Anni S. Halkola, Kaisa Joki, Tuomas Mirtti, Marko M. Mäkelä, Tero Aittokallio, Teemu D. Laajala

Published: 2023, Last Modified: 24 Oct 2024PLoS Comput. Biol. 2023EveryoneRevisionsBibTeXCC BY-SA 4.0

Abstract: Author summary Feature subset selection has become a crucial part of building biomedical models, due to the abundance of available predictors in many applications, yet there remains an uncertainty of their importance and generalization ability. Regularized regression methods have become popular approaches to tackle this challenge by balancing the model goodness-of-fit against the increasing complexity of the model in terms of coefficients that deviate from zero. Regularization norms are pivotal in formulating the model complexity, and currently L1-norm (LASSO), L2-norm (Ridge Regression) and their hybrid (Elastic Net) dominate the field.
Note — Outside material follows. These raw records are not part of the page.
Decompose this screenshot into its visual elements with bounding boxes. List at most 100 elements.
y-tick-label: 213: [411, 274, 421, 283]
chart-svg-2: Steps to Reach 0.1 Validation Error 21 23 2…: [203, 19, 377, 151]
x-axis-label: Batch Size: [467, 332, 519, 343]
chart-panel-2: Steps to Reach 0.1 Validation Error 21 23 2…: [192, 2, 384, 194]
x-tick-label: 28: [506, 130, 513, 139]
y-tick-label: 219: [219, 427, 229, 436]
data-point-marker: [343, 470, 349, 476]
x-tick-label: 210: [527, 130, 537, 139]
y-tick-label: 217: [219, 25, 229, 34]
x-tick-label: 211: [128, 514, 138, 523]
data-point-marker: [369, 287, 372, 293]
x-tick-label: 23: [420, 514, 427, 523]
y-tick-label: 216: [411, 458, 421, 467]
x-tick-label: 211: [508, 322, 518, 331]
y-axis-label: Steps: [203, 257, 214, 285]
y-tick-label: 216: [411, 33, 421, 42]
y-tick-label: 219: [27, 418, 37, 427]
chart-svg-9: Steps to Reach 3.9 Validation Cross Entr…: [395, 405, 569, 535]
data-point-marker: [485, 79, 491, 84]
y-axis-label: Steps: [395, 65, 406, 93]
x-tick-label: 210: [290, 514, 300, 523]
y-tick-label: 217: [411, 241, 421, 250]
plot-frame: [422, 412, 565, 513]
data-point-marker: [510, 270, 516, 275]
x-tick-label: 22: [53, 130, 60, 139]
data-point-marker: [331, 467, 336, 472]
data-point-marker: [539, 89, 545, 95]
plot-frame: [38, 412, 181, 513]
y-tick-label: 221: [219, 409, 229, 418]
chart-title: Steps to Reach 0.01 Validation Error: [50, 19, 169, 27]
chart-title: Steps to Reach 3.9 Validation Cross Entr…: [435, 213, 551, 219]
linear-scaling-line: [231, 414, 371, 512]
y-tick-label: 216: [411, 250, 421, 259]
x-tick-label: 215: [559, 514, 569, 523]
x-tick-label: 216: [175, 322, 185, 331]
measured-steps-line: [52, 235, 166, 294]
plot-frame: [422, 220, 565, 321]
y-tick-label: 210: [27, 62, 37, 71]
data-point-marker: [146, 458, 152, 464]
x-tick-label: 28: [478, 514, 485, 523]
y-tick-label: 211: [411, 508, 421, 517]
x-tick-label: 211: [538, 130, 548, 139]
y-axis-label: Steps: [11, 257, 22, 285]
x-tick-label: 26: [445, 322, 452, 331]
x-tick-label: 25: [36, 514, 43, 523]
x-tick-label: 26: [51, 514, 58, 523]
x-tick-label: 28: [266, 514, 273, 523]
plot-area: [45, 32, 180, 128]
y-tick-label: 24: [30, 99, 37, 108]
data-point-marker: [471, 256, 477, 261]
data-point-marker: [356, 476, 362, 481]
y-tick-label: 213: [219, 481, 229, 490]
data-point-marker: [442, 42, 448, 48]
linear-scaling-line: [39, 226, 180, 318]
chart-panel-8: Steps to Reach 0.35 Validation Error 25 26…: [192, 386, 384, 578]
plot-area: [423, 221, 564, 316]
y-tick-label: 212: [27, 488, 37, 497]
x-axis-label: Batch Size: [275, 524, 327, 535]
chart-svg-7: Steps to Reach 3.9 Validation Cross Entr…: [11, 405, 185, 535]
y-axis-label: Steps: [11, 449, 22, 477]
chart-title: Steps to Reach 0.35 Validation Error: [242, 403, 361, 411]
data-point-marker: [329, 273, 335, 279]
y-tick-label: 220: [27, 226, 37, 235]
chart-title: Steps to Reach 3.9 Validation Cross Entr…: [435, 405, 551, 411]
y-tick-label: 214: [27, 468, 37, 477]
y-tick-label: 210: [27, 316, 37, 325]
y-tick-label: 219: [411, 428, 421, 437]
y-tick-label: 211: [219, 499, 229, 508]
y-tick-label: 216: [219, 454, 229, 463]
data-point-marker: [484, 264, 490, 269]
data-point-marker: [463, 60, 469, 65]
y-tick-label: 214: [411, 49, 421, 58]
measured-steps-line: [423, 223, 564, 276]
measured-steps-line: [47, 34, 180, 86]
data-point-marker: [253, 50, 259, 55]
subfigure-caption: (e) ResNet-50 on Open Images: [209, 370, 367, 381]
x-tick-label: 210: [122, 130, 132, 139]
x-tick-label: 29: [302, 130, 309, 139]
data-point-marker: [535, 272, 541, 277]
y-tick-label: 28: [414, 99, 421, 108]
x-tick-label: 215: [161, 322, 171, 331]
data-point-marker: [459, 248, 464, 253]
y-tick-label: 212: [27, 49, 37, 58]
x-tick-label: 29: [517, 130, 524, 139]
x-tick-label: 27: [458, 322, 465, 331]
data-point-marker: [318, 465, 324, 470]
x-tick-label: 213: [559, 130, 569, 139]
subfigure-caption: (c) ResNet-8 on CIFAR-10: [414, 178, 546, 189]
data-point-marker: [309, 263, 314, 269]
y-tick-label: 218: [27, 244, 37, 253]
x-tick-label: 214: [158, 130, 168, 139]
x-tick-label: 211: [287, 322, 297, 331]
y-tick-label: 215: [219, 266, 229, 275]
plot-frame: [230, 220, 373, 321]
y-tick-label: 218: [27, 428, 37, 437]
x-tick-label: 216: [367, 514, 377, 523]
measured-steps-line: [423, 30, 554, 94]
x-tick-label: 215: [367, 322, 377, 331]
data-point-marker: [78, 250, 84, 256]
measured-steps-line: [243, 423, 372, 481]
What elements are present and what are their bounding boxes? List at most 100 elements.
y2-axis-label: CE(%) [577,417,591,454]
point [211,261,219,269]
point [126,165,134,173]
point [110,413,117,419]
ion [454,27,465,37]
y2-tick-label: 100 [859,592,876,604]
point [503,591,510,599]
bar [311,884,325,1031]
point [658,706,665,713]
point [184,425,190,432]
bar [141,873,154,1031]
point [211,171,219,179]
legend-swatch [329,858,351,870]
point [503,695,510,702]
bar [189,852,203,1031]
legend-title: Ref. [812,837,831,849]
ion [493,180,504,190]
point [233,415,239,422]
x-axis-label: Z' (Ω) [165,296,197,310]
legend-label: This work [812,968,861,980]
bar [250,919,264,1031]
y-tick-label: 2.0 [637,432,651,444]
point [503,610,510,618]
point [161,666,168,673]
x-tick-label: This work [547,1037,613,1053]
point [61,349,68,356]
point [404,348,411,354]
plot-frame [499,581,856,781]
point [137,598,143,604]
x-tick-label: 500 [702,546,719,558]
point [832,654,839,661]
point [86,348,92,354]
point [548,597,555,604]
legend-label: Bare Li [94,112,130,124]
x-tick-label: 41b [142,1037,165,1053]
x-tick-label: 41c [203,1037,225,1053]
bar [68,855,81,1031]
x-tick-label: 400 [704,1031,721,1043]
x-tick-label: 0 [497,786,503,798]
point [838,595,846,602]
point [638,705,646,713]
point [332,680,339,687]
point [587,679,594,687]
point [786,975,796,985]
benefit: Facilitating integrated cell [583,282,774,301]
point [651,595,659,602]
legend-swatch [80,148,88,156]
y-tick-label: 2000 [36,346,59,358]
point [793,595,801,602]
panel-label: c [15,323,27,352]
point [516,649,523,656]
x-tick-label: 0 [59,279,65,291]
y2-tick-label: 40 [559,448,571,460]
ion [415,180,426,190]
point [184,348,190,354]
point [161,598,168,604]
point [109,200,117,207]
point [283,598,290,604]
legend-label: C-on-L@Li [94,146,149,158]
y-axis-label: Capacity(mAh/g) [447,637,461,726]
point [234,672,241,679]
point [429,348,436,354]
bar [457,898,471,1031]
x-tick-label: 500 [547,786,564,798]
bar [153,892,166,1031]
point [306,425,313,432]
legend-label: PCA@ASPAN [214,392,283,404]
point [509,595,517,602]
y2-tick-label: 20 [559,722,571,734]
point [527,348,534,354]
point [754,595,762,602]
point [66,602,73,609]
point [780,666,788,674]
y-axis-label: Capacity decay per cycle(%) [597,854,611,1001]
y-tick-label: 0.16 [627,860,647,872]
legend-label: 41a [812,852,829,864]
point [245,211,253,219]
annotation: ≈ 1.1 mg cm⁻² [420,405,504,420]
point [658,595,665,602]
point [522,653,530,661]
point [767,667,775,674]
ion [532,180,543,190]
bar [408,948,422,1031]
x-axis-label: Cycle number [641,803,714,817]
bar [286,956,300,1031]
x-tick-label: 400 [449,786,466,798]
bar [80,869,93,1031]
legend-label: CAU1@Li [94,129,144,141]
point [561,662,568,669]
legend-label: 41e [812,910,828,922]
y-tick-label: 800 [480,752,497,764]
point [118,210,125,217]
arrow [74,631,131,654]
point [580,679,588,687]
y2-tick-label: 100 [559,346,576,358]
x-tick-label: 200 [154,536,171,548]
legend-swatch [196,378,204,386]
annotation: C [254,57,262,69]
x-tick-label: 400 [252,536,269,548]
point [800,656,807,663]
In this paper, we present a novel methodology that is based on the L0-pseudonorm, also known as the best subset selection, which has largely gone overlooked due to its challenging discrete nature. Our methodology makes use of a continuous transformation of the discrete optimization problem, and provides effective solvers implemented in a user friendly R software package. We exemplify the use of oscar-package in the context of prostate cancer prognostic prediction using both real-world hospital registry and clinical cohort data. By benchmarking the methodology against existing regularization methods, we illustrate the advantages of the L0-pseudonorm for better clinical applicability, selection of grouped features, and demonstrate its applicability in high-dimensional transcriptomics datasets.